May each of us prioritize our mental, physical, and spiritual health, and seek support from our friends, family, spiritual communities, and mental health professionals when outside support is needed.

May we all remember that anything that divides is false, and that that which unites supports life.

How can each of us, with our words and action, contribute to our nation to ensure that our future is compassionate, wise, and protects the freedoms that make our culture unique?

May we all remember to breathe deeply.

Threads of Happiness

I spent $300 on an outfit for this month’s two weddings. My newly-married friend told me I needed to wear something nice! I spent a lot of emotional energy and time thinking about what to wear. I wanted something that was nice enough, that’d help me feel comfortable, and that wasn’t fancy. Ties, jackets, and dress shirts were out. I wanted everyday clothes. I bought expensive vegan Doc Marten’s shoes, a nice solid-colored flannel shirt, and a nice pair of pants and new socks. I felt great about what I found and marveled that it seemed both nice and in my style.

A few days ago, a day before my buddy’s wedding, I re-read the invitation and at the bottom it said “dress code: semi-formal.” Confused, running to ChatGPT for answers, it told me semi-formal meant a suit and tie, with a matching belt and shoes. Panicking, I looked at more websites, like Wikipedia, and did some Google image searches, and they all confirmed it: my comfy new outfit did not make the cut.

It’s hard to describe the spiral that happened; the anxiety that swept in. I could see the oncoming disaster crystal-clear in my mind: walking into the wedding as my schlub self, standing before a sea of men in stylish suits with matching leather shoes and belts, silk ties to their waists. I, alone a mess, standing before them. Maybe some whispering. Maybe my friend, embarrassed.

I’m not exaggerating. I came close to canceling. My anxiety was an 8 out of 10. In the hour before the wedding I spent 30 minutes with ChatGPT having it help me explore ways of explaining why I wasn’t dressed appropriately. It suggested, “I tend to dress simply, it’s part of my Quaker values to focus on the essentials and keep things plain.” I thought, “That might work!”

The evil genius of this anxiety was how un-insane it felt. It seemed perfectly rational. Not going to my friend’s wedding? Reasonable.

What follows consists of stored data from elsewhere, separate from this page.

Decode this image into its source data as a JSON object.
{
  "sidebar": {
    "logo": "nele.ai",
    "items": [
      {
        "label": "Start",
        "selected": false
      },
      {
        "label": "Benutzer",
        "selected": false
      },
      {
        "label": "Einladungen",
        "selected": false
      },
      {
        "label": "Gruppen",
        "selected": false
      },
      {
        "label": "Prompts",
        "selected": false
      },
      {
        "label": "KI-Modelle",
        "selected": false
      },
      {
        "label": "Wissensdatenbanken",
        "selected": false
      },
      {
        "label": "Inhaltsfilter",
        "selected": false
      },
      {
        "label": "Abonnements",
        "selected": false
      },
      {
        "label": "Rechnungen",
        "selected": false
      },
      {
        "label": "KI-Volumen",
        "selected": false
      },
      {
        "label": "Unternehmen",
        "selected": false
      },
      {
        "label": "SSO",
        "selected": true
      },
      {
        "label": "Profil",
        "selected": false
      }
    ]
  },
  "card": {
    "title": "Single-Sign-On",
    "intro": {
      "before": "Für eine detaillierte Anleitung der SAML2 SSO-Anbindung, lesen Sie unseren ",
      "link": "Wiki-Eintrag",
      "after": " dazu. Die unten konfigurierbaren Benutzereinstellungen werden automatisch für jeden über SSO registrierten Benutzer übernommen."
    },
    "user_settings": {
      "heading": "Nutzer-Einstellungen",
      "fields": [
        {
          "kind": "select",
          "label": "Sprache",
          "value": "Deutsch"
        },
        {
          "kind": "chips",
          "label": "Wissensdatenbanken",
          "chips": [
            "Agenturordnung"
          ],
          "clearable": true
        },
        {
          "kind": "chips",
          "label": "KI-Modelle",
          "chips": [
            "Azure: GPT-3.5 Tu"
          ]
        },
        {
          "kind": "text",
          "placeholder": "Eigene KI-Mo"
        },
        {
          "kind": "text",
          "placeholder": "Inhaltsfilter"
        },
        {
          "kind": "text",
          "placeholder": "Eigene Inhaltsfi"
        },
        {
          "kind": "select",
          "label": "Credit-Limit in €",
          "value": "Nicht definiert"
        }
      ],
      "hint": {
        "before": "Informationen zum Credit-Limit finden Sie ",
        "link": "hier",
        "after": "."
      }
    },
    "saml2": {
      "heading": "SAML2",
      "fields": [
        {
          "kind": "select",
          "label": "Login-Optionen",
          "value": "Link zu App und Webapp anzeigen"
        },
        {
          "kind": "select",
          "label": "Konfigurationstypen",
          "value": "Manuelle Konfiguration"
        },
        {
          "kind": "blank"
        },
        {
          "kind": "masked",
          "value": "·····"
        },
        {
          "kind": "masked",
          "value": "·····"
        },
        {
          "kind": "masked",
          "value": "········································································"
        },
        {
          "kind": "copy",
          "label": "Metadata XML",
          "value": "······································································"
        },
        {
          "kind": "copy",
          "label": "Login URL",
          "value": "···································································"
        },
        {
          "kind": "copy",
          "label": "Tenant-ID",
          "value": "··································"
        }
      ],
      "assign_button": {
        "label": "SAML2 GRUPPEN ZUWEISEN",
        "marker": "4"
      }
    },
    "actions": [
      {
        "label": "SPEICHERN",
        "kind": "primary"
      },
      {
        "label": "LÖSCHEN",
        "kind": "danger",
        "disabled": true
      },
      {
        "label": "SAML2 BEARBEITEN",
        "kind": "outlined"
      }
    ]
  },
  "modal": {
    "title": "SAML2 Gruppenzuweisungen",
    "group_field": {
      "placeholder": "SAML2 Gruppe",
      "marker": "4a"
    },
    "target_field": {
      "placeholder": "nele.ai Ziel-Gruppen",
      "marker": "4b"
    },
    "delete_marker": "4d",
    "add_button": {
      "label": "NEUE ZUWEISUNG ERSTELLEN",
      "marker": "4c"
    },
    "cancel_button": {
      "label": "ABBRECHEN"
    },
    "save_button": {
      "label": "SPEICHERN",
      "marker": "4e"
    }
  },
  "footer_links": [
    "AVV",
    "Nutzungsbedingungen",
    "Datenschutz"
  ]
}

I walked into the wedding venue and my story fell down like a house of cards. Almost no one wore a full suit. And another gay guy paired his jacket and tie with daisy dukes and cowboy boots! The humor of these short-shorts pointed to the insanity of my story, which moments before felt as real as concrete. Now all that remained of it was disbelief and the laughter coming from my face.

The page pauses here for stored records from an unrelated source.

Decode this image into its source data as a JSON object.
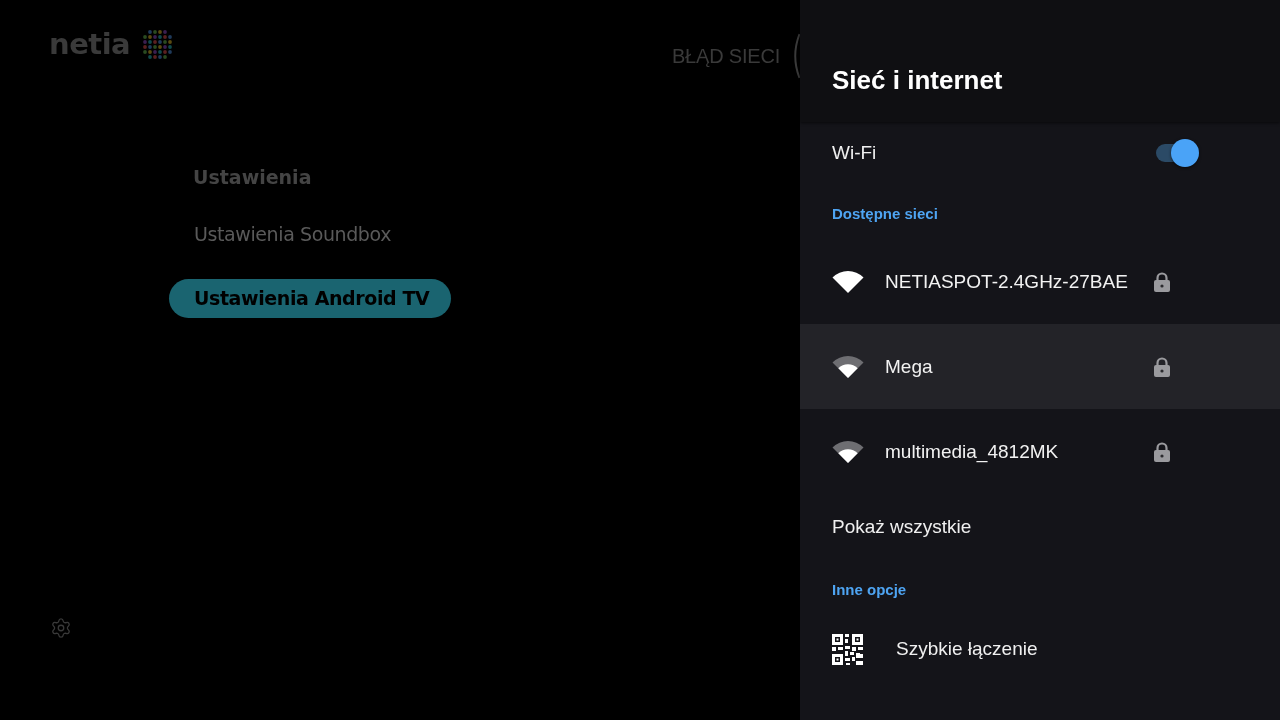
{
  "background": {
    "logo": "netia",
    "status": "BŁĄD SIECI",
    "menu_title": "Ustawienia",
    "menu": [
      {
        "label": "Ustawienia Soundbox",
        "selected": false
      },
      {
        "label": "Ustawienia Android TV",
        "selected": true
      }
    ]
  },
  "panel": {
    "title": "Sieć i internet",
    "wifi": {
      "label": "Wi-Fi",
      "on": true
    },
    "available_header": "Dostępne sieci",
    "networks": [
      {
        "name": "NETIASPOT-2.4GHz-27BAE",
        "kind": "strong",
        "locked": true,
        "selected": false
      },
      {
        "name": "Mega",
        "kind": "medium",
        "locked": true,
        "selected": true
      },
      {
        "name": "multimedia_4812MK",
        "kind": "medium",
        "locked": true,
        "selected": false
      }
    ],
    "show_all": "Pokaż wszystkie",
    "other_header": "Inne opcje",
    "other_options": [
      {
        "label": "Szybkie łączenie",
        "kind": "qr"
      }
    ]
  }
}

But to go from intense anxiety and stress to laughter left me with more than relief. It also left embarrassment. How’d I allow my mind to make such a crazy story, and how’d I believe it so devoutly? How did I spend 24 hours as a mess, for nothing?

The emotional whiplash of going from insanity to clarity in an instant, that’s what I explored in therapy tonight. I told the story with a lot of humor, and I was caught off-guard by the intensity of the emotions that started to come up. The complete unnecessariness of all that anxiety and worry became clear. The invitation card wasn’t the source of my emotions. The suffering came from me! I made all that stress up. And I didn’t need to.

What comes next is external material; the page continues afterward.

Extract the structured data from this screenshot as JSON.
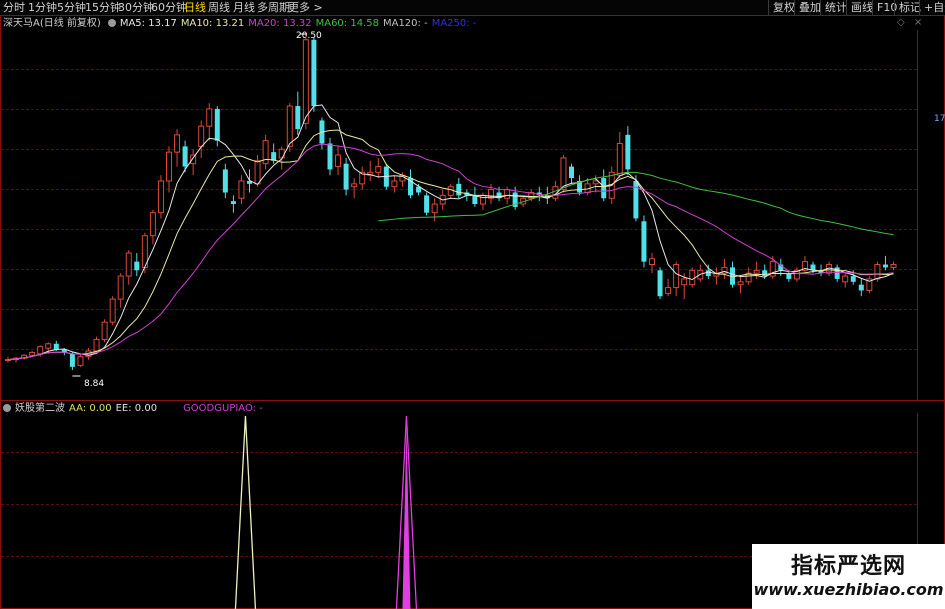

And I could see that the stress was much older than this wedding. I could see the same fear throughout my high school experience. Every day, for four years, I went to school marinated in the same stress and drenched in anxiety. And I could see how high school wasn’t the source of my misery any more than the wedding invite was. My mind made the suffering then, just as it did last week. I made it all up, out of love for myself, to keep me safe.

I sat quietly in therapy with my eyes shut, and in just a few minutes my mind seemed to re-record every high school memory. I saw them plainly, without all the anxiety, stress, and fear for my life. No filters or stories piled on top. Grief and relief poured out in tears.

Now, somehow changed; woven through my high school memories are some threads of happiness that I couldn’t see before and that I had forgotten all about.